Through the Looking Glass Children's Book Reviews

The Skydiving Beavers: A True Tale

The Skydiving Beavers: A True Tale

Susan Wood
Illustrator:  Gijsbert van Frankenhuyzen 
Nonfiction Picture Book
For ages 5 to 7
Sleeping Bear Press, 2017   ISBN: 978-1585369942

It all began when beautiful McCall, in Idaho, began to attract a lot of people who wanted to “build homes and lodges on the shore, docks for their sailboats and canoes, and paved roads to get to it all.” Who could blame them for wanting to live in such a lovely place? The problem was that others had considered the lake and the land around to be their home for centuries. Beavers had cut down trees and build their lodges and dams around, and in, the lake, and they kept on doing what beavers like to do, even when people began to settle in the area. The end result was that “people were muscling in on the beaver’s habitat,” and “the beavers were trashing the human’s habitat.”

Elmo Heter had worked for the Idaho Department of Fish and Game and so he knew what beavers needed, and he knew where they could have the wilderness that best suited those needs. The problem was that the wilderness area in question, the Chamberlain Basin, could not be accessed by roads.
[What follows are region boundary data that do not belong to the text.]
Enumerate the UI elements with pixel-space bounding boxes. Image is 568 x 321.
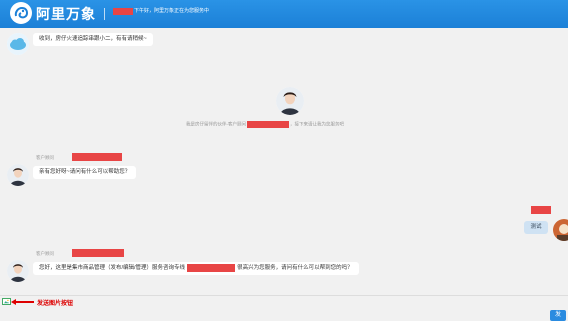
- user-avatar: [553, 219, 568, 241]
- logo-icon: [14, 6, 29, 19]
- message-text-after: 很高兴为您服务，请问有什么可以帮到您的吗？: [237, 265, 353, 271]
- header-divider: [104, 8, 105, 20]
- send-image-button[interactable]: [2, 298, 11, 305]
- input-divider: [0, 295, 568, 296]
- bot-avatar: [7, 33, 29, 55]
- redacted-name: [187, 263, 236, 272]
- user-portrait-icon: [553, 219, 568, 241]
- redacted-name: [247, 121, 289, 128]
- handover-notice: 我是房仔留伴的伙伴-客户顾问 ，接下来请让我为您服务吧: [186, 121, 344, 128]
- message-bubble: 您好，这里是集市商品管理（发布/编辑/管理）服务咨询专线 很高兴为您服务，请问有什…: [33, 262, 359, 275]
- notice-suffix: ，接下来请让我为您服务吧: [290, 121, 344, 127]
- notice-prefix: 我是房仔留伴的伙伴-客户顾问: [186, 121, 246, 127]
- annotation-label: 发送图片按钮: [37, 301, 74, 307]
- agent-avatar: [7, 260, 29, 282]
- redacted-user-name: [531, 206, 551, 214]
- message-bubble: 收到，房仔火速追踪串跟小二，有有请稍候~: [33, 33, 153, 46]
- app-header: 阿里万象 下午好，阿里万象正在为您服务中: [0, 0, 568, 28]
- user-message-bubble: 测试: [524, 221, 548, 234]
- message-bubble: 亲有您好呀~请问有什么可以帮助您？: [33, 166, 137, 179]
- agent-portrait-icon: [7, 260, 29, 282]
- brand-logo: [10, 2, 32, 24]
- sender-label: 客户顾问: [36, 251, 54, 256]
- image-icon: [3, 299, 10, 304]
- agent-portrait-icon: [7, 164, 29, 186]
- brand-name: 阿里万象: [36, 6, 96, 22]
- agent-portrait-icon: [276, 87, 304, 115]
- message-text-before: 您好，这里是集市商品管理（发布/编辑/管理）服务咨询专线: [39, 265, 186, 271]
- cloud-icon: [7, 33, 29, 55]
- redacted-sender: [72, 153, 122, 161]
- send-button[interactable]: 发: [550, 310, 566, 321]
- redacted-label: [113, 8, 133, 15]
- agent-avatar: [276, 87, 304, 115]
- agent-avatar: [7, 164, 29, 186]
- header-status: 下午好，阿里万象正在为您服务中: [134, 8, 210, 14]
- annotation-arrow: [14, 301, 34, 303]
- redacted-sender: [72, 249, 124, 257]
- sender-label: 客户顾问: [36, 155, 54, 160]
There were no airports or railway or bus stations either. How would Elmo get the beavers to the Chamberlain Basin?

For a while Elmo thought that they might be able to transport the beavers to the wilderness in cages that were loaded on the backs of horses and mules. He soon scratched that idea. The pack animals would not like the beavers, and the beavers would not like the pack animals. Then he remembered that there were piles of parachutes left over from World War II. Could he perhaps drop the beavers out of a plane by placing them in cages attached to parachutes?

Elmo set about building a cage that would open when it landed on the ground, and that would thus release the beavers at the right time. He then had to test his box design to see if it would work. He first used weights in the box, and sure enough, after its brief fall through the air, the box opened when it landed on the ground. Then Elmo decided that he needed to test the box with a beaver inside. An old male beaver, whom Elmo called Geronimo, was his first test parachuting beaver, and what an adventure the old fellow had.

Though some people might find this hard to believe, this story is a true one. In 1948 Elmo Heter and his colleagues really did transport seventy-six beavers to the Idaho wilderness by using boxes strapped to parachutes.

Young readers and grown-ups alike are going to enjoy this true tale, which has a wonderful ending. At the back of the book an author’s note provides more information about Idaho’s operation skydiving beaver.